For eighteen years, Rosenfeld covered women's sports with wit and "refreshing candor." She celebrated female pioneers in everything from bowling to rodeo riding, and wrote with authority on softball, basketball, hockey, track- all the fields she had once dominated. Along the way she mocked herself and most everyone else, recommended taffy and orange juice to cure hangovers, and occasionally reminisced about the golden age of girls sports, "when the Cook and the Rosenfeld held sway... (kind of snooty, eh!)"
But perhaps more importantly, Rosenfeld used her column to advocate for women athletes. She debunked the sexist attacks that insisted women looked, "better with a frying pan than a tennis racquet." She encouraged girl's sports in the schools, asserting that, "competition when properly organized and directed has a contribution to make to the education of women." Throughout the years, Rosenfeld continued to remind a too-often forgetful public that girls were "in sports for good."
- On women sportswriters in Canada, see Douglas Fisher and S.F. Wise, Canadas Sporting Heroes (Don Mills, Toronto: General Publishing Company, 1974) 304.
- "refreshing candor" quote from "Top Athlete Was Refreshing Writer," Obituary, Globe and Mail 15 Nov. 1969.
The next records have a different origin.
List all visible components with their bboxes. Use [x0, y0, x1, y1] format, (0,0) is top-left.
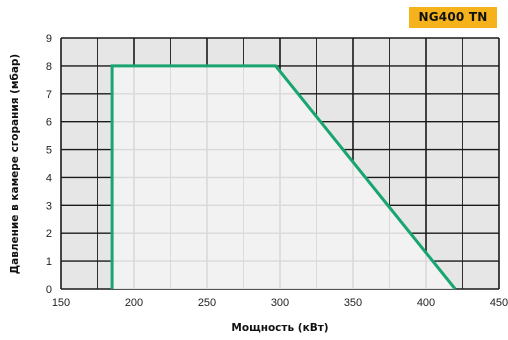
y-tick-label: 9 — [46, 33, 52, 45]
y-axis-label: Давление в камере сгорания (мбар) — [9, 54, 21, 274]
x-tick-label: 200 — [125, 297, 143, 309]
x-tick-label: 450 — [490, 297, 508, 309]
x-tick-label: 350 — [344, 297, 362, 309]
operating-region-outline — [110, 64, 457, 290]
x-axis-label: Мощность (кВт) — [231, 322, 328, 334]
operating-region-fill — [112, 65, 456, 289]
y-tick-label: 3 — [46, 200, 52, 212]
x-tick-label: 300 — [271, 297, 289, 309]
y-tick-label: 2 — [46, 228, 52, 240]
y-tick-label: 8 — [46, 61, 52, 73]
y-tick-label: 7 — [46, 89, 52, 101]
y-tick-label: 6 — [46, 117, 52, 129]
y-tick-label: 4 — [46, 172, 52, 184]
x-tick-label: 400 — [417, 297, 435, 309]
x-tick-label: 150 — [52, 297, 70, 309]
model-badge: NG400 TN — [409, 7, 497, 28]
y-tick-label: 1 — [46, 256, 52, 268]
y-tick-label: 0 — [46, 284, 52, 296]
x-tick-label: 250 — [198, 297, 216, 309]
y-tick-label: 5 — [46, 145, 52, 157]
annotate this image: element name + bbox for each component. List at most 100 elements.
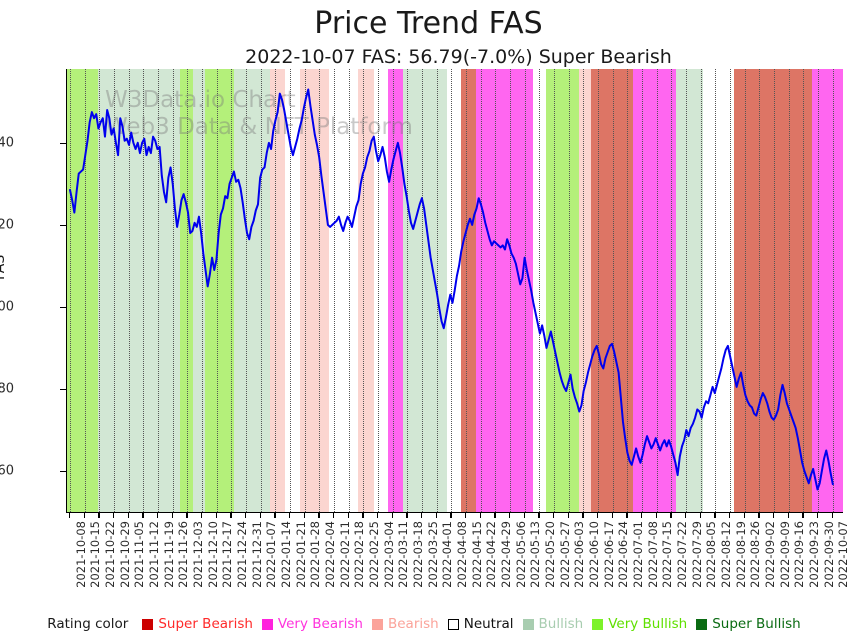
legend-title: Rating color (47, 616, 129, 632)
x-axis-tick-mark (773, 513, 775, 518)
x-axis-tick-label: 2022-05-06 (513, 521, 528, 588)
x-axis-tick-label: 2022-01-07 (264, 521, 279, 588)
y-axis-tick-mark (60, 224, 66, 227)
y-axis-tick-mark (60, 388, 66, 391)
x-axis-tick-mark (245, 513, 247, 518)
x-axis-tick-label: 2022-04-08 (454, 521, 469, 588)
gridline (275, 69, 277, 512)
rating-band (192, 69, 206, 512)
x-axis-tick-mark (289, 513, 291, 518)
x-axis-tick-label: 2022-09-16 (792, 521, 807, 588)
x-axis-tick-mark (186, 513, 188, 518)
x-axis-tick-mark (758, 513, 760, 518)
gridline (656, 69, 658, 512)
gridline (422, 69, 424, 512)
x-axis-tick-label: 2022-03-25 (425, 521, 440, 588)
x-axis-tick-mark (787, 513, 790, 518)
x-axis-tick-label: 2021-11-19 (161, 521, 176, 588)
gridline (568, 69, 570, 512)
gridline (216, 69, 218, 512)
legend-item[interactable]: Bullish (522, 617, 583, 631)
rating-band (475, 69, 533, 512)
x-axis-tick-label: 2022-01-14 (278, 521, 293, 588)
x-axis-tick-mark (69, 513, 71, 518)
rating-band (532, 69, 546, 512)
gridline (451, 69, 453, 512)
x-axis-tick-mark (391, 513, 394, 518)
gridline (759, 69, 761, 512)
x-axis-tick-label: 2021-12-31 (249, 521, 264, 588)
legend-item[interactable]: Super Bearish (142, 617, 253, 631)
gridline (260, 69, 262, 512)
gridline (818, 69, 820, 512)
x-axis-tick-mark (230, 513, 232, 518)
x-axis-tick-mark (641, 513, 643, 518)
x-axis-tick-label: 2022-02-25 (366, 521, 381, 588)
x-axis-tick-mark (303, 513, 305, 518)
rating-band (179, 69, 193, 512)
legend-item[interactable]: Neutral (447, 617, 514, 631)
gridline (744, 69, 746, 512)
gridline (246, 69, 248, 512)
gridline (84, 69, 86, 512)
x-axis-tick-label: 2022-09-23 (806, 521, 821, 588)
x-axis-tick-mark (582, 513, 584, 518)
x-axis-tick-mark (743, 513, 746, 518)
x-axis-tick-mark (157, 513, 159, 518)
rating-band (270, 69, 286, 512)
x-axis-tick-label: 2021-10-22 (102, 521, 117, 588)
gridline (466, 69, 468, 512)
x-axis-tick-mark (421, 513, 423, 518)
x-axis-tick-mark (567, 513, 570, 518)
legend-swatch (522, 618, 534, 630)
gridline (715, 69, 717, 512)
legend-item-label: Very Bearish (277, 616, 363, 632)
x-axis-tick-label: 2022-06-17 (601, 521, 616, 588)
x-axis-tick-mark (406, 513, 408, 518)
x-axis-tick-label: 2022-08-12 (718, 521, 733, 588)
x-axis-tick-mark (729, 513, 731, 518)
rating-band (233, 69, 271, 512)
gridline (554, 69, 556, 512)
y-axis-tick-mark (60, 470, 66, 473)
x-axis-tick-label: 2022-07-01 (630, 521, 645, 588)
x-axis-tick-mark (626, 513, 628, 518)
legend-item-label: Super Bearish (158, 616, 253, 632)
rating-band (811, 69, 843, 512)
rating-band (87, 69, 99, 512)
gridline (348, 69, 350, 512)
gridline (832, 69, 834, 512)
legend-item[interactable]: Super Bullish (696, 617, 801, 631)
x-axis-tick-mark (699, 513, 702, 518)
gridline (304, 69, 306, 512)
legend-swatch (447, 618, 459, 630)
rating-band (734, 69, 812, 512)
x-axis-tick-label: 2022-09-30 (821, 521, 836, 588)
x-axis-tick-mark (817, 513, 819, 518)
x-axis-tick-label: 2022-02-04 (322, 521, 337, 588)
gridline (143, 69, 145, 512)
rating-band (403, 69, 448, 512)
gridline (290, 69, 292, 512)
x-axis-tick-label: 2022-09-02 (762, 521, 777, 588)
legend-item[interactable]: Very Bearish (261, 616, 363, 632)
x-axis-tick-label: 2022-01-28 (308, 521, 323, 588)
gridline (627, 69, 629, 512)
gridlines-layer (67, 69, 843, 512)
legend-item[interactable]: Very Bullish (592, 617, 687, 631)
x-axis-tick-label: 2022-05-13 (528, 521, 543, 588)
x-axis-tick-mark (802, 513, 804, 518)
x-axis-tick-label: 2022-03-11 (396, 521, 411, 588)
gridline (172, 69, 174, 512)
gridline (730, 69, 732, 512)
x-axis-tick-mark (831, 513, 834, 518)
x-axis-tick-mark (274, 513, 276, 518)
legend-item[interactable]: Bearish (371, 617, 439, 631)
x-axis-tick-label: 2022-07-08 (645, 521, 660, 588)
gridline (231, 69, 233, 512)
x-axis-tick-mark (435, 513, 438, 518)
x-axis (66, 512, 843, 514)
rating-band (545, 69, 580, 512)
y-axis-tick-mark (60, 306, 66, 309)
- "when the Cook and the Rosenfeld" quote from Bobbie Rosenfeld, "Feminine Sports Reel," Globe and Mail 29 Aug. 1940.
- "better with a frying pan..." quoted in Bobbie Rosenfeld, "Feminine Sports Reel," Globe and Mail 10 January 1941: 16.
- "competition when properly organized..." quote from Bobbie Rosenfeld, "Feminine Sports Reel," Globe and Mail 28 May 1941: 18.
- "in sports for good" quote from Bobbie Rosenfeld, "Girls Are in Sports for Good," Chatelaine July 1933: 6+.